Saya termasuk orang yang lebih sering memandangi jadwal feri daripada tiket pesawat. Jadi ketika membaca bahwa pemerintah menargetkan 1,18 miliar perjalanan wisatawan domestik sepanjang 2026, saya justru merasa lega. Sepertinya makin banyak orang mulai sadar bahwa liburan tak harus jauh dan mahal untuk terasa berkesan.
Angka yang bicara banyak
Target 1,18 miliar perjalanan itu bukan sekadar slogan. Dari Januari hingga April 2026 saja, perjalanan wisatawan domestik sudah menyentuh 417,06 juta, naik 1,48 persen dibanding periode yang sama tahun lalu. Bagi negara sebesar dan seberagam Indonesia, angka ini menunjukkan bahwa mesin pariwisata dalam negeri memang sedang bergerak, pelan tapi pasti.
Semangat #DiIndonesiaAja
Dorongan ini dikemas lewat kampanye bertajuk Liburan Cara Baru #DiIndonesiaAja. Intinya sederhana: mengajak kita berhenti sejenak berkhayal soal destinasi luar negeri dan mulai melirik apa yang ada di halaman sendiri. Dan jujur saja, halaman kita ini luas sekali, dari pantai di barat sampai teluk sepi di timur yang namanya pun jarang terdengar.

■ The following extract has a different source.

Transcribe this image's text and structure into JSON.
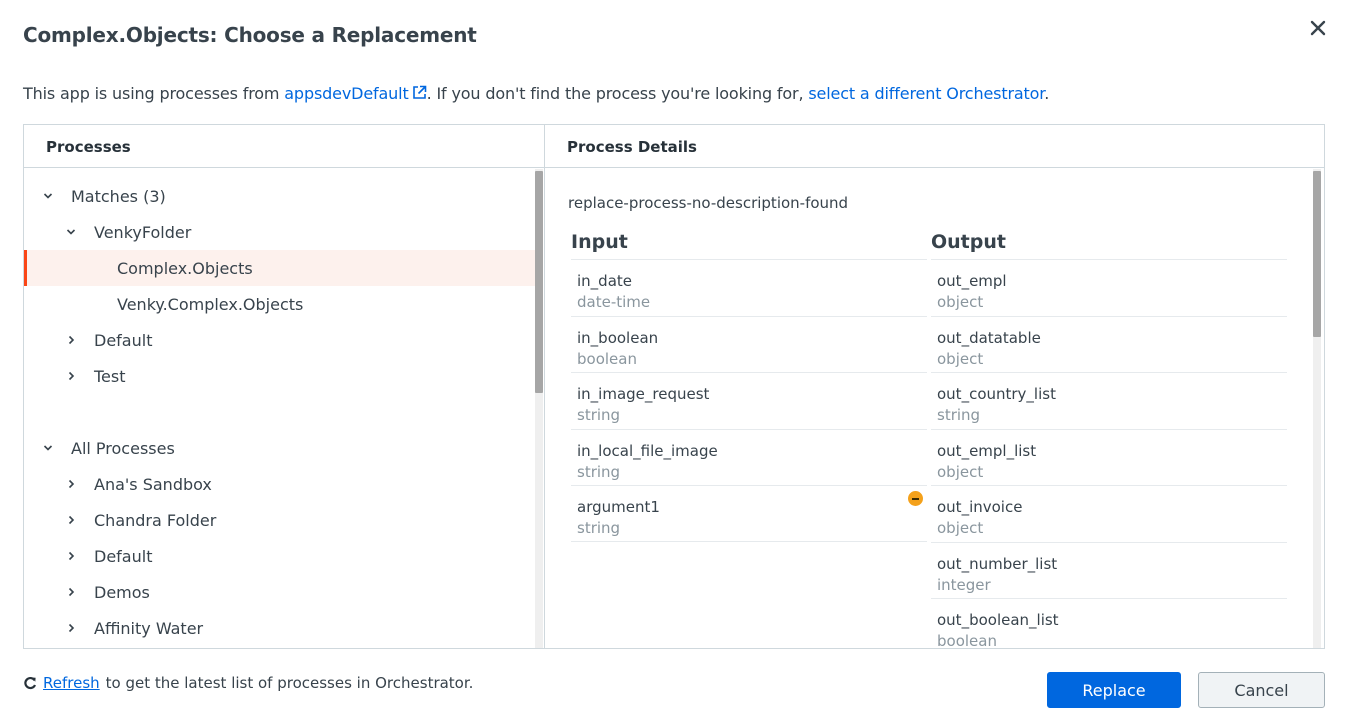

Kenapa perjalanan lokal terasa beda
Buat saya, liburan di dalam negeri punya rasa yang tak bisa ditiru. Naik feri antarpulau, salah turun di dermaga kecil, lalu diajak ngobrol pemilik warung kopi sampai sore, itu bukan gangguan tapi justru inti dari perjalanan. Momen-momen tak terencana seperti itu yang biasanya paling lama menempel di ingatan, jauh setelah foto-fotonya terlupakan.
Manfaat yang berputar di rumah
Ada alasan yang lebih besar dari sekadar kenangan pribadi. Setiap kali kita memilih berlibur di dalam negeri, uang yang kita keluarkan berputar di tangan pemilik penginapan kecil, sopir angkutan lokal, dan pedagang di pasar. Pariwisata domestik yang sehat berarti kesejahteraan yang lebih merata, bukan hanya menumpuk di segelintir kota besar saja.
Ajakan kecil dari saya
Maka kalau 2026 memang mau dijadikan tahun menjelajah negeri sendiri, saya ikut. Tidak perlu rencana mewah atau daftar destinasi panjang. Cukup satu tiket feri, sedikit rasa penasaran, dan kesediaan untuk tersasar. Nusantara ini terlalu luas untuk hanya kita lihat lewat layar ponsel, dan tahun ini terasa seperti waktu yang tepat untuk membuktikannya sendiri.